Was unterscheidet deine Arbeit für deinen Blog „Frollein Herr“ von deiner Arbeit bei den Modemagazinen?
Herr: Einerseits ist alles total anders, aber irgendwie auch gleich. Die Strukturen sind die gleichen, allerdings mache ich jetzt alles alleine. Ich brauche keine Grafik und keine Chefredaktion. Früher war es so, wenn ich mal Mist gebaut hatte oder auch etwas besonders gut, fiel es selten auf mich direkt zurück, weil es so viele Zwischeninstanzen gab. Heute bekomme ich das Feedback direkt und das weiß ich sehr zu schätzen. Ich hatte während der letzten Zeit auch ein bisschen meine Passion für den Beruf verloren, weil man so sehr in den Strukturen festhängt und sich gar nicht mehr auf das Wesentliche konzentrieren kann. Heute freue ich mich jeden Morgen, dass ich mich mit so schönen, unnötigen Dingen beschäftigen darf, die doch so viele Leute interessieren. Mode und Beauty sind einfach relevante Bereiche im Leben, auch wenn es die wenigstens zugeben wollen. Am Ende des Tages wollen aber doch alle wissen, welche Kleidung ihnen steht oder was sie gegen ihre Pickel machen können.

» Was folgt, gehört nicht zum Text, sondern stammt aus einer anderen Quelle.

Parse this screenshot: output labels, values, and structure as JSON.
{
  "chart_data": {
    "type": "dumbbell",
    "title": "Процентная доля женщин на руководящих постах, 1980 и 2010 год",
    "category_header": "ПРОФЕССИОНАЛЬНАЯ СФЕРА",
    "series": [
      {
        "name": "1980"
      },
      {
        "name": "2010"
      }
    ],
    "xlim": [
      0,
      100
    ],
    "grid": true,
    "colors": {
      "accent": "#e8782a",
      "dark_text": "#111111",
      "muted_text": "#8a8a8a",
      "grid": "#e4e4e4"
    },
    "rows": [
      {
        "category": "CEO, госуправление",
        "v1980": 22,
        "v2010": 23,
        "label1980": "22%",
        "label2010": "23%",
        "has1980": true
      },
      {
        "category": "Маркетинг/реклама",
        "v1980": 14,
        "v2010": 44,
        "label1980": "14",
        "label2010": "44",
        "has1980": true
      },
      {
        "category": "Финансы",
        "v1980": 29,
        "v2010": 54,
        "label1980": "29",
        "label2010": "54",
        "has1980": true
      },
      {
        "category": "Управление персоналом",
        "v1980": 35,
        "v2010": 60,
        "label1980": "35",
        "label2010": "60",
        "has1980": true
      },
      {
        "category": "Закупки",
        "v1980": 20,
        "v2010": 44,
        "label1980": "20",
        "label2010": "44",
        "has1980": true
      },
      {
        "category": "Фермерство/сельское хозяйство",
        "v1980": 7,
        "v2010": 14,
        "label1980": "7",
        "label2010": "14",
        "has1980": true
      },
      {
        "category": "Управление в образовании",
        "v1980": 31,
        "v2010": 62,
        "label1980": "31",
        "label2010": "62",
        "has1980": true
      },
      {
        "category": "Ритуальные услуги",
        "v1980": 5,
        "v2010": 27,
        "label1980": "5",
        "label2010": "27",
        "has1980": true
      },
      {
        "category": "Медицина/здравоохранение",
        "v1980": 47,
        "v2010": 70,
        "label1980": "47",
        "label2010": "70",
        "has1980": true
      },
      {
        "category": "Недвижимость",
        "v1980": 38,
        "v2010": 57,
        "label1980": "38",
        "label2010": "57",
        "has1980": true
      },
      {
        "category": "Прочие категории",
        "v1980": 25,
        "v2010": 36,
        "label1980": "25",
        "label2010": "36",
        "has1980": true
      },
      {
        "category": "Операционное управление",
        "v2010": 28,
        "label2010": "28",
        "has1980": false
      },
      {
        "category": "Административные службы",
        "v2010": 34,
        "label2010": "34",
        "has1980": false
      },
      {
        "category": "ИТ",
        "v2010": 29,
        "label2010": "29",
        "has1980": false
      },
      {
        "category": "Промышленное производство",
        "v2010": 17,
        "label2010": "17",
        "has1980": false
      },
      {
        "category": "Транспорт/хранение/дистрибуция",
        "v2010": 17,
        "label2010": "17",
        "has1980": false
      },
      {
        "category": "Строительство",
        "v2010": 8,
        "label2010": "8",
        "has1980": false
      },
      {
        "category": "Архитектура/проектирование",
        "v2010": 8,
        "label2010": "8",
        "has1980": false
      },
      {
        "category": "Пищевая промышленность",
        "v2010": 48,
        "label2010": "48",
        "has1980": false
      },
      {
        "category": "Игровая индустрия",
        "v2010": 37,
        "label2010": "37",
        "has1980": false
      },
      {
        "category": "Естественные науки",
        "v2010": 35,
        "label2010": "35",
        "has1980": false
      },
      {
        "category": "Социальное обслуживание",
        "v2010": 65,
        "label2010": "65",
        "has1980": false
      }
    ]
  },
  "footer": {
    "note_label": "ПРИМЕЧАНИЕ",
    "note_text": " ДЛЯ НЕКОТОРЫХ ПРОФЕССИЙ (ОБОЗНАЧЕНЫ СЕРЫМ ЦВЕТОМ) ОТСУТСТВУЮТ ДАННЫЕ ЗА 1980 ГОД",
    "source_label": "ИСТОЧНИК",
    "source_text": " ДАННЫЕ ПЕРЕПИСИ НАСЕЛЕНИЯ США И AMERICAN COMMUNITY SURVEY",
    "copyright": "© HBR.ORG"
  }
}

Hat sich das Interesse der Gesellschaft an diesen Themen in den letzten Jahren gewandelt?
Herr: Auf jeden Fall! Früher waren es die Designer, Moderedakteure und ein paar auserwählte Leute, die über die Trends entschieden haben. Durch die sozialen Medien wie Instagram ist die Mode jetzt aber auf einmal demokratisch geworden und alle können daran teilhaben. Mittlerweile entwickelt sich das ganze natürlich in eine sehr professionelle Richtung, sodass das Underdog-Prinzip nicht mehr aktuell ist. Heute ist Instagram ein großes Marketingtool, was man verstehen muss. Man kann heutzutage noch so guten Content kreieren und man verschwindet trotzdem einfach in der Bilderflut.

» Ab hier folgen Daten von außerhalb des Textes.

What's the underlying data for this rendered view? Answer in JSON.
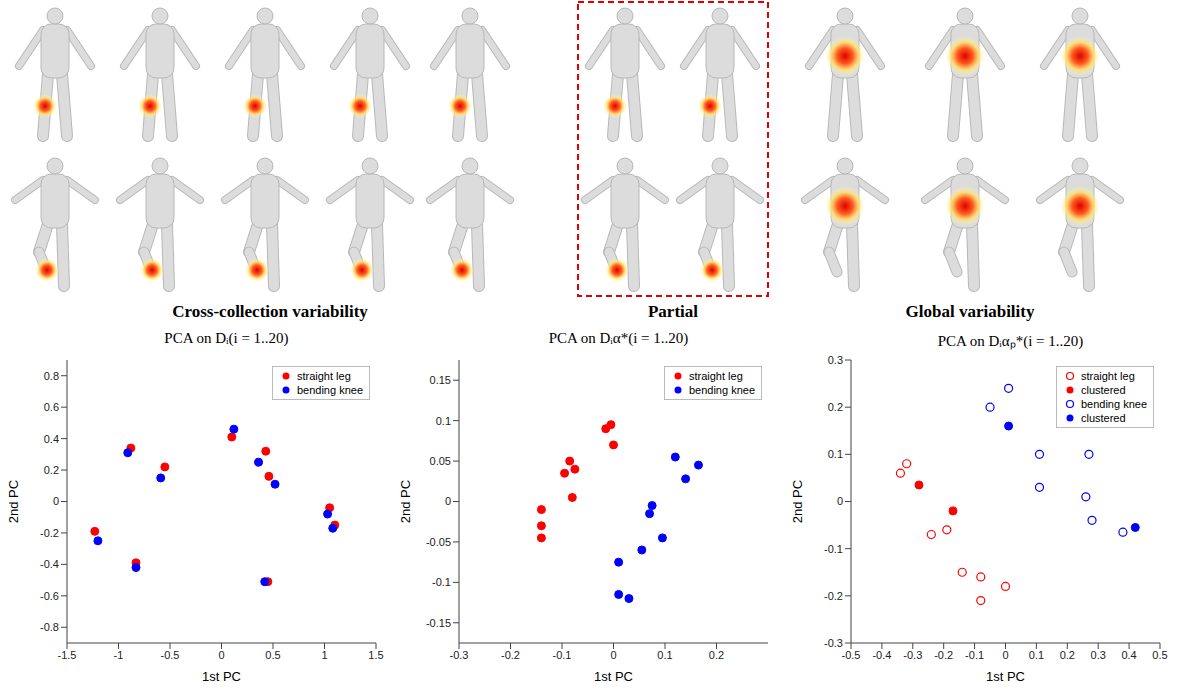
{
  "captions": {
    "left": "Cross-collection variability",
    "middle": "Partial",
    "right": "Global variability"
  },
  "chart_data": [
    {
      "type": "scatter",
      "title": "PCA on Dᵢ(i = 1..20)",
      "x_label": "1st PC",
      "y_label": "2nd PC",
      "xlim": [
        -1.5,
        1.5
      ],
      "xticks": [
        -1.5,
        -1,
        -0.5,
        0,
        0.5,
        1,
        1.5
      ],
      "ylim": [
        -0.9,
        0.9
      ],
      "yticks": [
        -0.8,
        -0.6,
        -0.4,
        -0.2,
        0,
        0.2,
        0.4,
        0.6,
        0.8
      ],
      "grid": false,
      "legend": "upper right",
      "series": [
        {
          "name": "straight leg",
          "color": "#ff0000",
          "marker": "circle",
          "x": [
            -1.23,
            -0.88,
            -0.83,
            -0.55,
            0.1,
            0.43,
            0.45,
            0.46,
            1.05,
            1.1
          ],
          "values": [
            -0.19,
            0.34,
            -0.39,
            0.22,
            0.41,
            0.32,
            -0.51,
            0.16,
            -0.04,
            -0.15
          ]
        },
        {
          "name": "bending knee",
          "color": "#0000ff",
          "marker": "circle",
          "x": [
            -1.2,
            -0.91,
            -0.83,
            -0.59,
            0.12,
            0.36,
            0.42,
            0.52,
            1.03,
            1.08
          ],
          "values": [
            -0.25,
            0.31,
            -0.42,
            0.15,
            0.46,
            0.25,
            -0.51,
            0.11,
            -0.08,
            -0.17
          ]
        }
      ]
    },
    {
      "type": "scatter",
      "title": "PCA on Dᵢα*(i = 1..20)",
      "x_label": "1st PC",
      "y_label": "2nd PC",
      "xlim": [
        -0.3,
        0.3
      ],
      "xticks": [
        -0.3,
        -0.2,
        -0.1,
        0,
        0.1,
        0.2
      ],
      "ylim": [
        -0.175,
        0.175
      ],
      "yticks": [
        -0.15,
        -0.1,
        -0.05,
        0,
        0.05,
        0.1,
        0.15
      ],
      "grid": false,
      "legend": "upper right",
      "series": [
        {
          "name": "straight leg",
          "color": "#ff0000",
          "marker": "circle",
          "x": [
            -0.14,
            -0.14,
            -0.14,
            -0.095,
            -0.085,
            -0.075,
            -0.08,
            -0.015,
            -0.005,
            0
          ],
          "values": [
            -0.01,
            -0.03,
            -0.045,
            0.035,
            0.05,
            0.04,
            0.005,
            0.09,
            0.095,
            0.07
          ]
        },
        {
          "name": "bending knee",
          "color": "#0000ff",
          "marker": "circle",
          "x": [
            0.01,
            0.01,
            0.03,
            0.055,
            0.07,
            0.075,
            0.095,
            0.12,
            0.14,
            0.165
          ],
          "values": [
            -0.075,
            -0.115,
            -0.12,
            -0.06,
            -0.015,
            -0.005,
            -0.045,
            0.055,
            0.028,
            0.045
          ]
        }
      ]
    },
    {
      "type": "scatter",
      "title": "PCA on Dᵢαₚ*(i = 1..20)",
      "x_label": "1st PC",
      "y_label": "2nd PC",
      "xlim": [
        -0.5,
        0.5
      ],
      "xticks": [
        -0.5,
        -0.4,
        -0.3,
        -0.2,
        -0.1,
        0,
        0.1,
        0.2,
        0.3,
        0.4,
        0.5
      ],
      "ylim": [
        -0.3,
        0.3
      ],
      "yticks": [
        -0.3,
        -0.2,
        -0.1,
        0,
        0.1,
        0.2,
        0.3
      ],
      "grid": false,
      "legend": "upper right",
      "series": [
        {
          "name": "straight leg",
          "color": "#ff0000",
          "marker": "open_circle",
          "x": [
            -0.34,
            -0.32,
            -0.24,
            -0.19,
            -0.14,
            -0.08,
            -0.08,
            0
          ],
          "values": [
            0.06,
            0.08,
            -0.07,
            -0.06,
            -0.15,
            -0.16,
            -0.21,
            -0.18
          ]
        },
        {
          "name": "clustered",
          "color": "#ff0000",
          "marker": "circle",
          "x": [
            -0.28,
            -0.17
          ],
          "values": [
            0.035,
            -0.02
          ]
        },
        {
          "name": "bending knee",
          "color": "#0000ff",
          "marker": "open_circle",
          "x": [
            -0.05,
            0.01,
            0.11,
            0.11,
            0.26,
            0.27,
            0.28,
            0.38
          ],
          "values": [
            0.2,
            0.24,
            0.1,
            0.03,
            0.01,
            0.1,
            -0.04,
            -0.065
          ]
        },
        {
          "name": "clustered",
          "color": "#0000ff",
          "marker": "circle",
          "x": [
            0.01,
            0.42
          ],
          "values": [
            0.16,
            -0.055
          ]
        }
      ]
    }
  ]
}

Hat man heute denn überhaupt noch eine Chance sich auf Instagram und Co. Zu etablieren?
Herr: Mich hat man damals auch gewarnt, dass die Leute bestimmt übersättigt sind und nicht noch einen Mode- und Beautyblog brauchen. Natürlich wäre es vor ein paar Jahren noch einfacher gewesen, weil die Konkurrenz viel geringer war. Aber ich glaube nach wie vor, wenn man gut ist, dann hat man auch eine Chance. Es muss einem allerdings klar sein, dass es vielleicht nicht mehr so schnell funktioniert wie früher.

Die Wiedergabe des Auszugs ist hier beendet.